Мы цельный котел глистогонного зелья сварили. А уж как тому хряку в пасть лили… он-то, хоть и ослабевший, а всяк сильней человека. И скотина, к увещеваниям глухая…
– Я тебе зелье-то дам…
И открыла туесок дедов.
– Для хряка? – уточнил парень.
Красные пятна сошли, ныне он был бледен, да так, с прозеленью.
– Оно и людям сгодится… по три капли натощак. С седмицу пропьешь и сам увидишь, как оно полегчает. Главное, в первые дня два поблизу отхожего места держися. Потому как глист пойдет…
– Я п-понял…
Пузырек с зельем сам в руку нырнул.
– С-сколько? – парень его в рукаве широком спрятал. А я покачала головой: зелье-то простенькое.
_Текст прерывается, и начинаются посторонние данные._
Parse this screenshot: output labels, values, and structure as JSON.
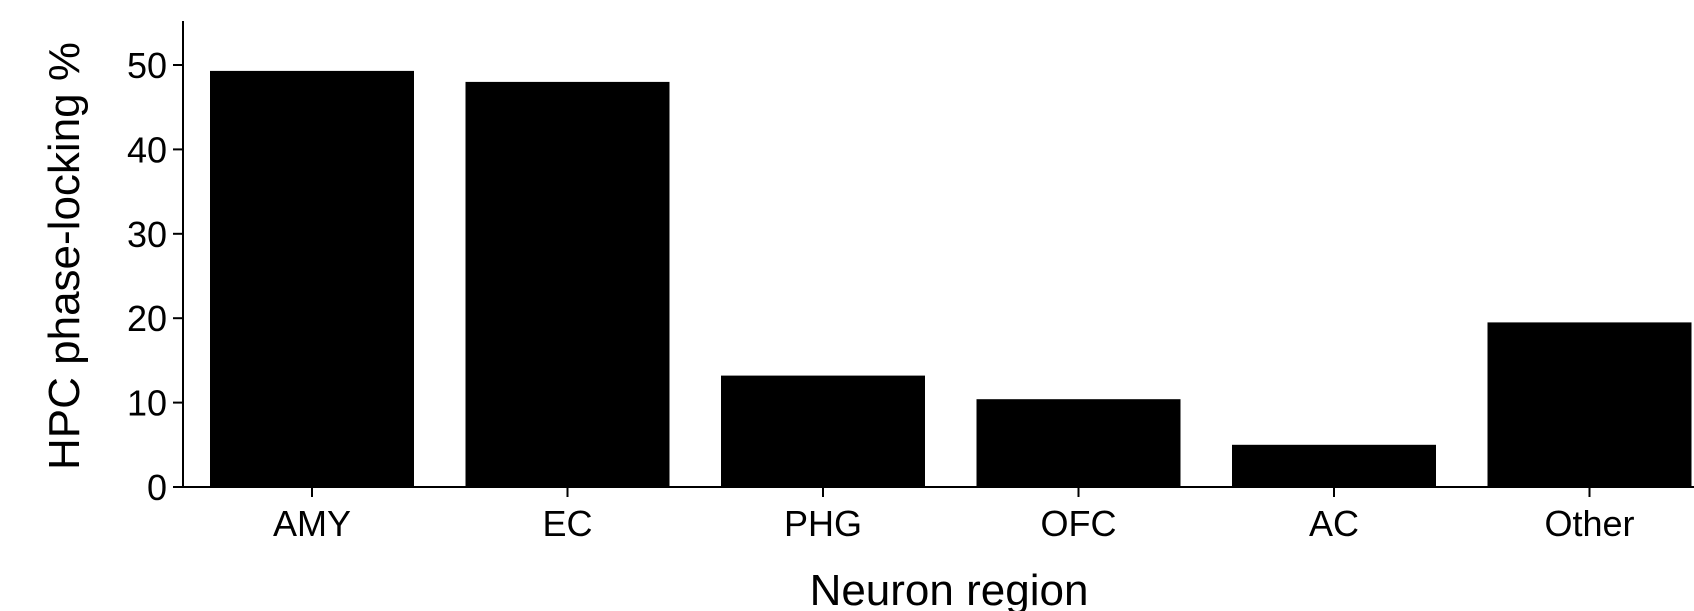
{
  "chart_data": {
    "type": "bar",
    "title": "",
    "xlabel": "Neuron region",
    "ylabel": "HPC phase-locking %",
    "categories": [
      "AMY",
      "EC",
      "PHG",
      "OFC",
      "AC",
      "Other"
    ],
    "values": [
      49.3,
      48.0,
      13.2,
      10.4,
      5.0,
      19.5
    ],
    "ylim": [
      0,
      55
    ],
    "yticks": [
      0,
      10,
      20,
      30,
      40,
      50
    ],
    "grid": false,
    "legend": "none",
    "colors": {
      "bar": "#000000",
      "axis": "#000000"
    }
  }
}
Масло пижмы, семена тыквы, чесночный сок да капля силы. За что ж тут деньгу-то брать?
– А вы, значит, знахарка? – вступил в беседу дедок, до того молчавший.
– Так и есть. – Я важно кивнула.
– Молоды вы больно…
– Бабка учила…
Он пошевелил вялыми губами и поинтересовался:
– А вот у меня спина болит… чего посоветуете?
Я покосилась на парня, который так и застыл, повернувшись к окошку. Правою рукой за шаблечку свою держится. А в левой – кошель худосочный сжимает.
– Так это надобно знать, как болит, – важно ответила я. – Тянет аль ноет? Или стреляет? И куда отдает? В подреберье? Или, может, вниз…
Старик вновь губами пошевелил, но ответил…
Так мы с ним и проговорили к обоюдному удовольствию до самого вечера. А поутру, когда пришла пора возку отправляться, то выяснилось, что давешний парень решил не ехать.
Верно, зелье мое принял.
И правильно, глисты – дело такое… чем раньше спохватишься, тем оно легче повывести будет. Вон, в нашей-то деревне их все гоняют, да по два разы на год, оттого и нету в Барсуках этаких заморышей.